Parce que le phénomène des gilets jaunes ne pouvait être lié à un syndicat en particulier, parti politique ou toute autre organisation nationale, beaucoup se sont penchés sur le rôle d'Internet pour expliquer l'émergence et la diffusion du mouvement de protestation, symbolisé par les gilets de sécurité jaunes que portent les militants.
Les Français sont habitués à des manifestations qui sont programmées bien à l'avance. Il y a même une application appelée "C'est la grève" qui annonce les grèves, qu'ils soient avec les chemins de fer, écoles ou ailleurs.

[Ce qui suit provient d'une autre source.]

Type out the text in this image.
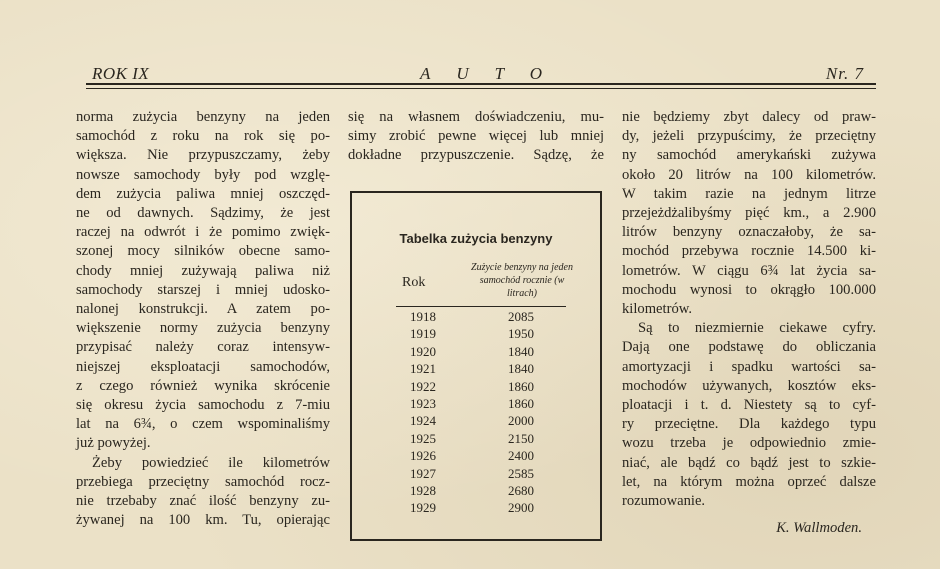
ROK IX	AUTO	Nr. 7
norma zużycia benzyny na jeden
samochód z roku na rok się po-
większa. Nie przypuszczamy, żeby
nowsze samochody były pod wzglę-
dem zużycia paliwa mniej oszczęd-
ne od dawnych. Sądzimy, że jest
raczej na odwrót i że pomimo zwięk-
szonej mocy silników obecne samo-
chody mniej zużywają paliwa niż
samochody starszej i mniej udosko-
nalonej konstrukcji. A zatem po-
większenie normy zużycia benzyny
przypisać należy coraz intensyw-
niejszej eksploatacji samochodów,
z czego również wynika skrócenie
się okresu życia samochodu z 7-miu
lat na 6¾, o czem wspominaliśmy
już powyżej.
Żeby powiedzieć ile kilometrów
przebiega przeciętny samochód rocz-
nie trzebaby znać ilość benzyny zu-
żywanej na 100 km. Tu, opierając
się na własnem doświadczeniu, mu-
simy zrobić pewne więcej lub mniej
dokładne przypuszczenie. Sądzę, że
Tabelka zużycia benzyny
Rok
Zużycie benzyny na jeden samochód rocznie (w litrach)
1918	2085
1919	1950
1920	1840
1921	1840
1922	1860
1923	1860
1924	2000
1925	2150
1926	2400
1927	2585
1928	2680
1929	2900
nie będziemy zbyt dalecy od praw-
dy, jeżeli przypuścimy, że przeciętny
ny samochód amerykański zużywa
około 20 litrów na 100 kilometrów.
W takim razie na jednym litrze
przejeżdżalibyśmy pięć km., a 2.900
litrów benzyny oznaczałoby, że sa-
mochód przebywa rocznie 14.500 ki-
lometrów. W ciągu 6¾ lat życia sa-
mochodu wynosi to okrągło 100.000
kilometrów.
Są to niezmiernie ciekawe cyfry.
Dają one podstawę do obliczania
amortyzacji i spadku wartości sa-
mochodów używanych, kosztów eks-
ploatacji i t. d. Niestety są to cyf-
ry przeciętne. Dla każdego typu
wozu trzeba je odpowiednio zmie-
niać, ale bądź co bądź jest to szkie-
let, na którym można oprzeć dalsze
rozumowanie.
K. Wallmoden.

Il y a une mode ordonnée aux soi-disant perturbateurs manifestations (comme les protestations sont appelées en français), mais le mouvement des gilets jaunes n'a pas suivi les règles. Alors qui exactement a enfreint les règles ? Une réponse facile a été Internet.

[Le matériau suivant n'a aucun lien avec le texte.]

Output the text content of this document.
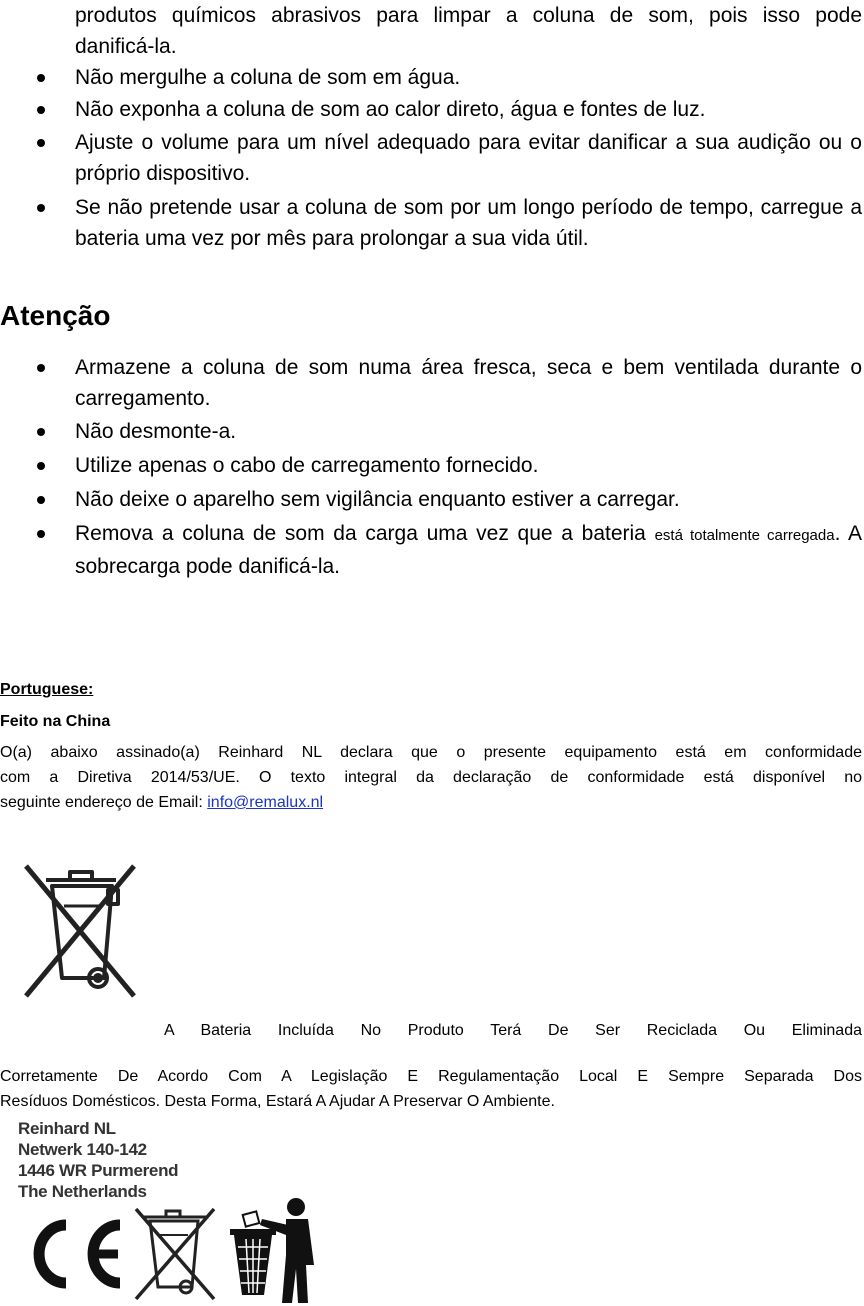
produtos químicos abrasivos para limpar a coluna de som, pois isso pode
danificá-la.
Não mergulhe a coluna de som em água.
Não exponha a coluna de som ao calor direto, água e fontes de luz.
Ajuste o volume para um nível adequado para evitar danificar a sua audição ou o próprio dispositivo.
Se não pretende usar a coluna de som por um longo período de tempo, carregue a bateria uma vez por mês para prolongar a sua vida útil.
Atenção
Armazene a coluna de som numa área fresca, seca e bem ventilada durante o carregamento.
Não desmonte-a.
Utilize apenas o cabo de carregamento fornecido.
Não deixe o aparelho sem vigilância enquanto estiver a carregar.
Remova a coluna de som da carga uma vez que a bateria está totalmente carregada. A sobrecarga pode danificá-la.
Portuguese:
Feito na China
O(a) abaixo assinado(a) Reinhard NL declara que o presente equipamento está em conformidade
com a Diretiva 2014/53/UE. O texto integral da declaração de conformidade está disponível no
seguinte endereço de Email: info@remalux.nl
A Bateria Incluída No Produto Terá De Ser Reciclada Ou Eliminada
Corretamente De Acordo Com A Legislação E Regulamentação Local E Sempre Separada Dos
Resíduos Domésticos. Desta Forma, Estará A Ajudar A Preservar O Ambiente.
Reinhard NL
Netwerk 140-142
1446 WR Purmerend
The Netherlands
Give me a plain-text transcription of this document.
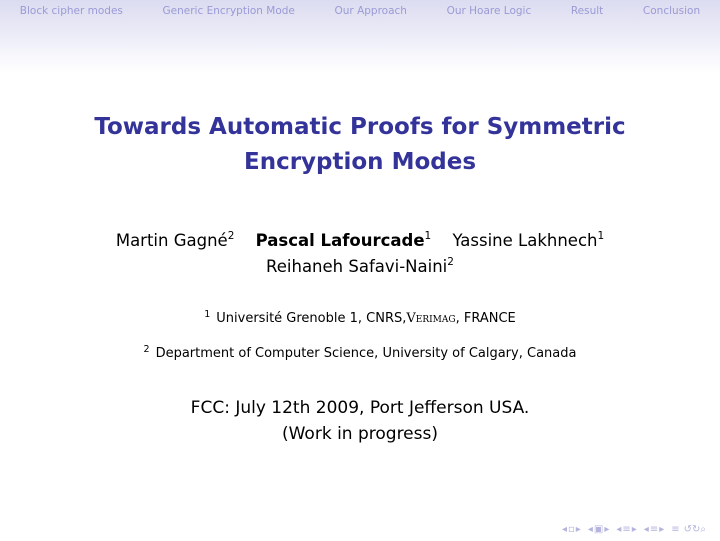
Block cipher modes	Generic Encryption Mode	Our Approach	Our Hoare Logic	Result	Conclusion
Towards Automatic Proofs for Symmetric
Encryption Modes
Martin Gagné$^2$ Pascal Lafourcade$^1$ Yassine Lakhnech$^1$
Reihaneh Safavi-Naini$^2$
$^1$ Université Grenoble 1, CNRS,Verimag, FRANCE
$^2$ Department of Computer Science, University of Calgary, Canada
FCC: July 12th 2009, Port Jefferson USA.
(Work in progress)
◂ ▫ ▸ ◂ ▣ ▸ ◂ ≡ ▸ ◂ ≡ ▸ ≡ ↺↻⌕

Ne pas respecter les règles
De plusieurs façons, c'est le but des gilets jaunes :ils enfreignent les règles. Non seulement ils ont contourné les organisations traditionnelles, mais ils ont accusé l'establishment parisien, notamment le président Emmanuel Macron, d'être élitiste et déconnecté des luttes économiques de la classe ouvrière, en particulier ceux des zones rurales. Ils ne sont pas anti-fiscal de principe ni même anti-intervention gouvernementale, mais ils sont contre le type de décideurs qui ont soutenu une augmentation de la taxe sur le carburant diesel sans comprendre à quel point il a été difficile pour les ruraux de survivre - ils ont du mal parce qu'ils doivent conduire de plus en plus loin pour se rendre à de moins en moins d'emplois, avec des salaires qui n'ont pas suivi le coût de la vie.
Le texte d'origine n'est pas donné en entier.